ROCE is chilling at 3.32%, ROE at 2.33%, and the stock is down ~60% YoY, which tells you the market has already delivered its judgement — without mercy, without anesthesia.
And yet… promoters still own 72.1%, debt is not nuclear (D/E 0.29), a new electrolyser is live, PVC-O pipes capacity is expanding, and a ₹563 crore greenfield subsidiary project is quietly loading future leverage like a slow-burn thriller.
So the real question:
Is Chemfab Alkalis temporarily sick… or structurally broken?

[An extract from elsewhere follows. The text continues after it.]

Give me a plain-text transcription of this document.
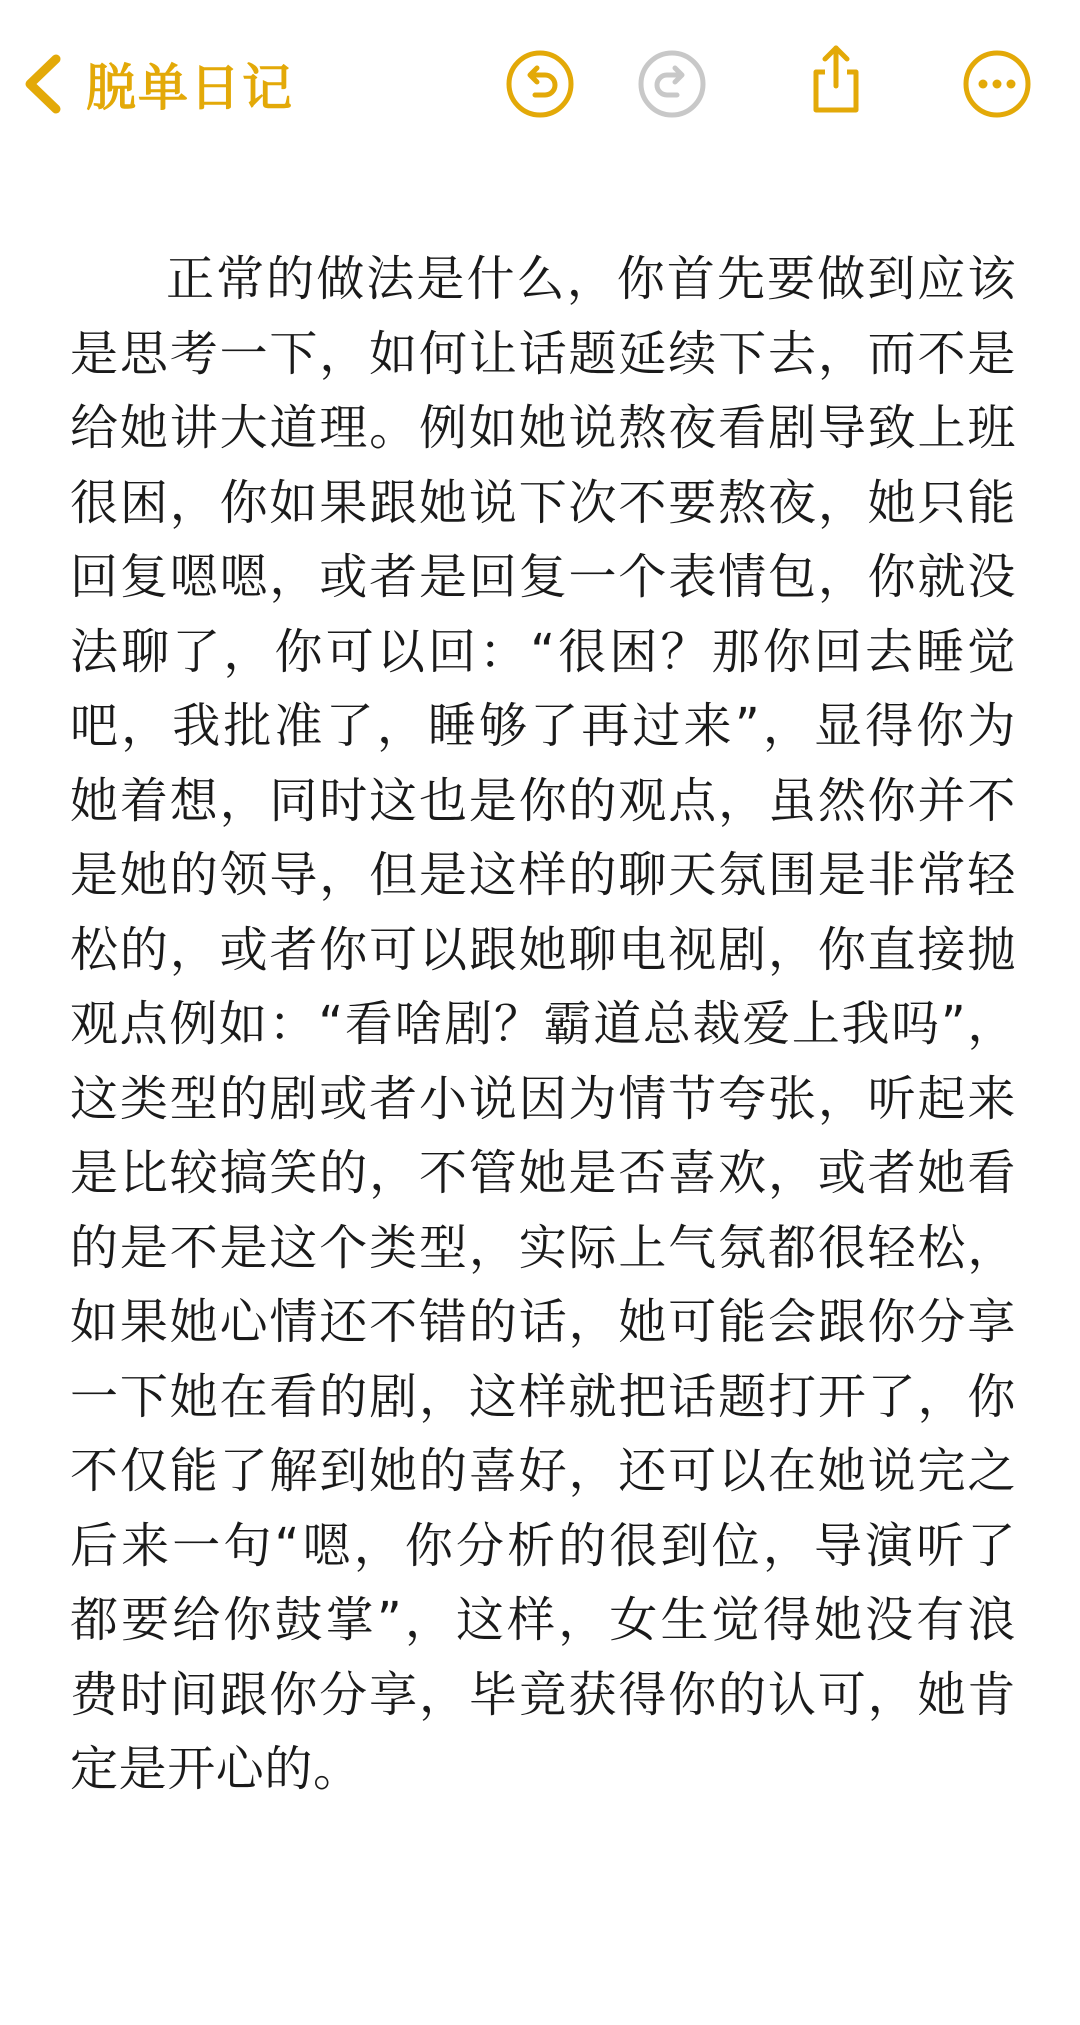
脱单日记

正常的做法是什么，你首先要做到应该是思考一下，如何让话题延续下去，而不是给她讲大道理。例如她说熬夜看剧导致上班很困，你如果跟她说下次不要熬夜，她只能回复嗯嗯，或者是回复一个表情包，你就没法聊了，你可以回：“很困？那你回去睡觉吧，我批准了，睡够了再过来”，显得你为她着想，同时这也是你的观点，虽然你并不是她的领导，但是这样的聊天氛围是非常轻松的，或者你可以跟她聊电视剧，你直接抛观点例如：“看啥剧？霸道总裁爱上我吗”，这类型的剧或者小说因为情节夸张，听起来是比较搞笑的，不管她是否喜欢，或者她看的是不是这个类型，实际上气氛都很轻松，如果她心情还不错的话，她可能会跟你分享一下她在看的剧，这样就把话题打开了，你不仅能了解到她的喜好，还可以在她说完之后来一句“嗯，你分析的很到位，导演听了都要给你鼓掌”，这样，女生觉得她没有浪费时间跟你分享，毕竟获得你的认可，她肯定是开心的。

Let’s dissect this molecule by molecule.
2. Introduction – When Caustic Soda Turns Caustic to Shareholders
Chemfab Alkalis is not a newbie chemical play. Incorporated in 2009, it operates in one of the most boring, cyclical, brutally competitive chemical segments in India — chlor-alkali. This is a business where:
- Power cost decides margins
- Caustic soda prices decide mood
- Chlorine disposal decides survival
In FY23, Chemfab looked smart. Margins were high, capacity utilisation decent, and PVC-O pipes gave a “sunshine infra story” angle. But FY25 and FY26 decided to humble the management.
By Q3 FY26:
- Revenues slid to ₹68.1 crore
- EBITDA shrank to ₹1.93 crore
- Depreciation and interest said “hello darkness my old friend”
- PAT turned negative again
The stock P/E is blank because EPS is –₹9.12. You can’t divide by sadness.
But before we call this a fallen angel or a value trap, we need to understand what Chemfab actually does, where it makes money, and where it bleeds chlorine-scented cash.